16. DO Support Programs Facilitating Training and University Studies Abroad
The U.S. should support discrete programs that facilitate professional training and university studies abroad for Cuban students. The U.S. should support efforts by formerly totalitarian countries and those undergoing democratic transitions to attract Cuban students to their university programs.
17. DO Support Reciprocal Diplomatic Measures Affecting USINT
U.S. Interests Section (“USINT”) diplomats in Havana should enjoy the same rights and restrictions as Cuban Interests Section diplomats in Washington, D.C. The U.S. should challenge the regime to allow U.S. diplomats in Cuba to travel freely within the island, interact with Cuban citizens, conduct their own hiring of USINT personnel and purchasing, and end all interference with USINT facilities, including the diplomatic pouch.
18. DON’T Allow U.S. Taxpayers to Subsidize the Regime
The Administration should reject attempts to alter regulations governing agricultural purchases, the “cash-in-advance” rules, which would have the effect of indirectly financing Cuban government purchases. Similarly, allowing private credit for the bankrupt Cuban regime would place U.S. taxpayers in the position of bailout agent for U.S. banks and agricultural when the Cuban government defaults on its commitments, as it consistently has with all other international debtors.

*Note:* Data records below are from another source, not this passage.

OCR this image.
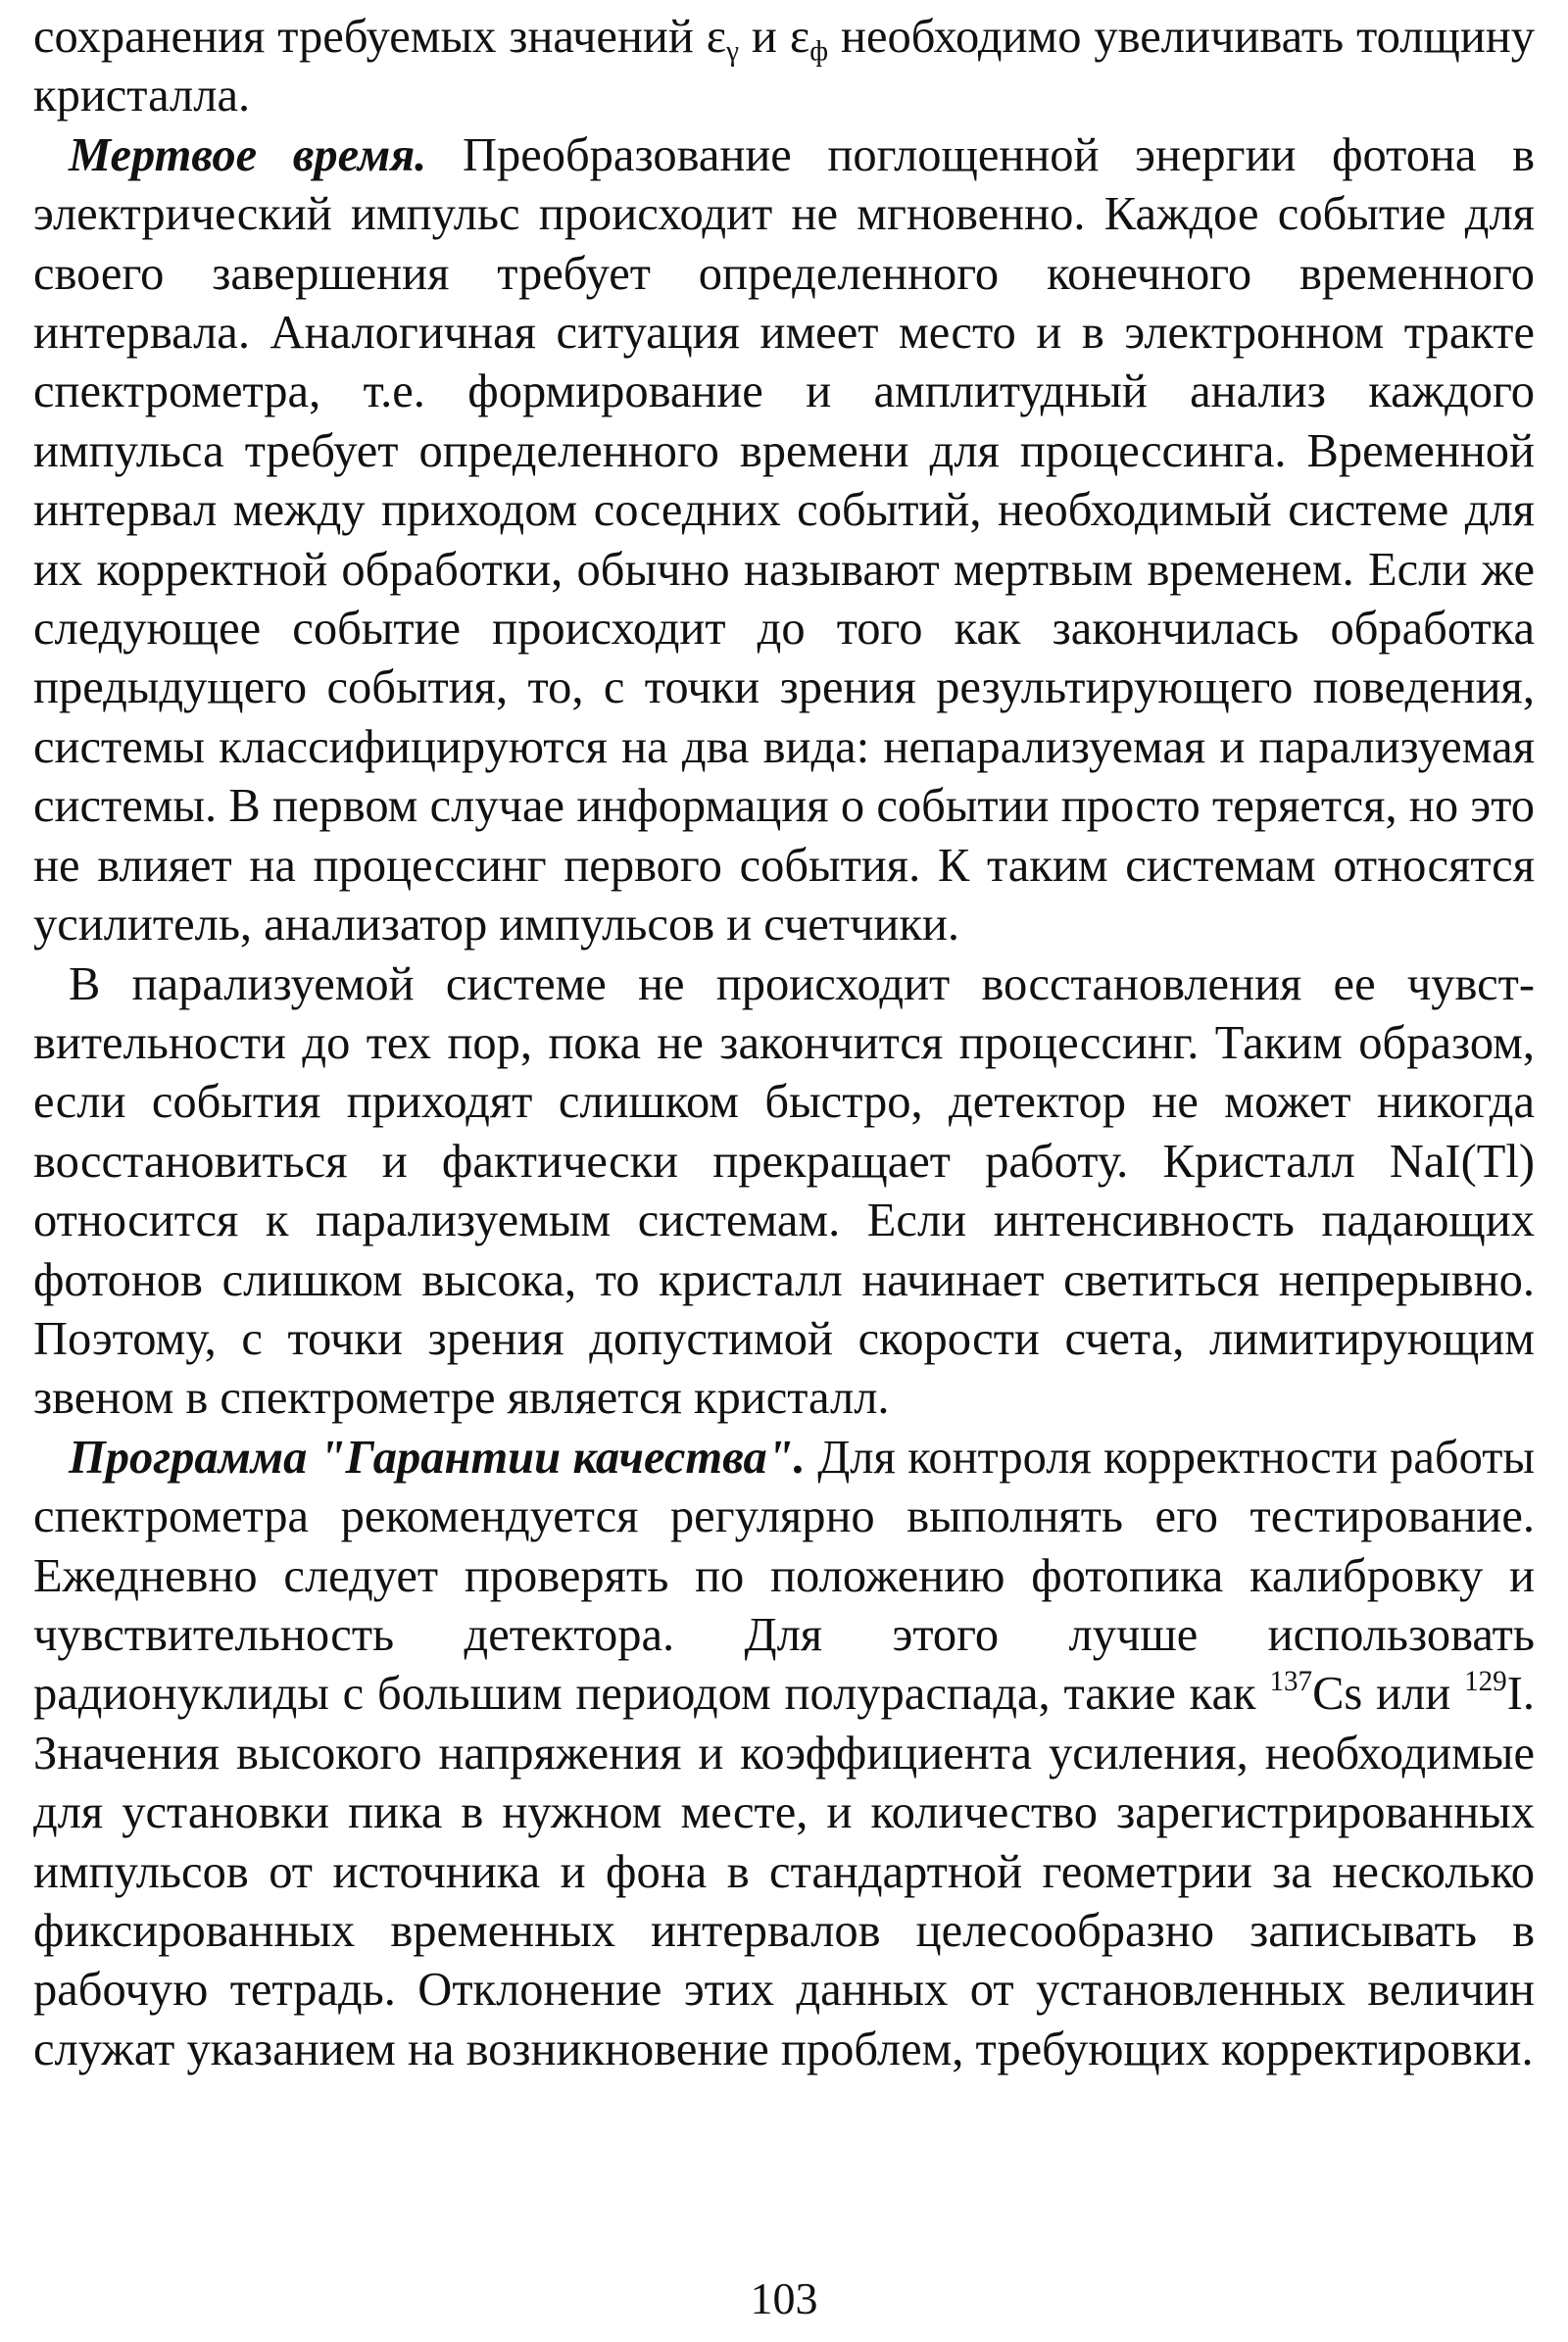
сохранения требуемых значений $\varepsilon_\gamma$ и $\varepsilon_ф$ необходимо увеличивать толщину кристалла.

Мертвое время. Преобразование поглощенной энергии фотона в электрический импульс происходит не мгновенно. Каждое событие для своего завершения требует определенного конечного временного интервала. Аналогичная ситуация имеет место и в электронном тракте спектрометра, т.е. формирование и амплитудный анализ каждого импульса требует определенного времени для процессинга. Временной интервал между приходом соседних событий, необходимый системе для их корректной обработки, обычно называют мертвым временем. Если же следующее событие происходит до того как закончилась обработка предыдущего события, то, с точки зрения результирующего поведения, системы классифицируются на два вида: непарализуемая и парализуемая системы. В первом случае информация о событии просто теряется, но это не влияет на процессинг первого события. К таким системам относятся усилитель, анализатор импульсов и счетчики.

В парализуемой системе не происходит восстановления ее чувствительности до тех пор, пока не закончится процессинг. Таким образом, если события приходят слишком быстро, детектор не может никогда восстановиться и фактически прекращает работу. Кристалл NaI(Tl) относится к парализуемым системам. Если интенсивность падающих фотонов слишком высока, то кристалл начинает светиться непрерывно. Поэтому, с точки зрения допустимой скорости счета, лимитирующим звеном в спектрометре является кристалл.

Программа "Гарантии качества". Для контроля корректности работы спектрометра рекомендуется регулярно выполнять его тестирование. Ежедневно следует проверять по положению фотопика калибровку и чувствительность детектора. Для этого лучше использовать радионуклиды с большим периодом полураспада, такие как $^{137}$Cs или $^{129}$I. Значения высокого напряжения и коэффициента усиления, необходимые для установки пика в нужном месте, и количество зарегистрированных импульсов от источника и фона в стандартной геометрии за несколько фиксированных временных интервалов целесообразно записывать в рабочую тетрадь. Отклонение этих данных от установленных величин служат указанием на возникновение проблем, требующих корректировки.

103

19. DON’T Politicize the State-Sponsors of Terrorism List
The Bush Administration’s failed negotiations with North Korea demonstrate the folly of using the state-sponsor of terrorism list as a negotiation tool to improve relations with rogue nations. Instead, Cuba should be required to take the actions necessary to be removed from the list, such as resolving all acts of state terrorism against American citizens and returning all of the fugitives from U.S. justice it is harboring. Furthermore, before any delisting of Cuba is contemplated, the Cuban regime must make full restitution and compensation to the families of the victims of the shot-down Brothers to the Rescue planes in 1996, which resulted in the murder of three American citizens over international waters.
20. DO Consider Revising U.S. Migration Policy
U.S. migration policy towards Cuba, including wet foot/dry foot, should be reviewed to ensure that political refugees are treated properly and that family reunification is prioritized. Under the wet foot/dry foot policy, Cubans picked up at sea and found to have a well-founded fear of persecution are sent to Guantanamo Bay for years-on-end until a third country decides accept them. Ultimately, the U.S. should aim to close all refugee camps in Guantanamo and develop a more credible process to ensure that all migrants picked up at sea or on land get a genuine interview, evaluating their particular circumstances to determine if they have a well-founded fear. Cubans that reach U.S. soil are permitted to stay in the U.S. and adjust their legal status pursuant to the Cuban Adjustment Act (“CAA”). Although the reasons that led Congress in 1966 to pass CAA have not fundamentally changed, sharp increases in Cuban American travel to the island will raise questions concerning the Act’s continued viability. With respect to the 1994 Migration Accords (“Accords”) negotiated by Clinton Administration, the Cuban regime has failed to fully implement their commitments. The regime continues to persecute Cuban citizens that attempt to flee the island; they deny USINT personnel access to migrants after repatriation; and they fail to issue exit permits for Cuban citizens that have been given visas by USINT to migrate to the U.S. The U.S. should express its intention to withhold its commitment to issue 20,000 yearly visas until the Cuban regime complies with the Accords.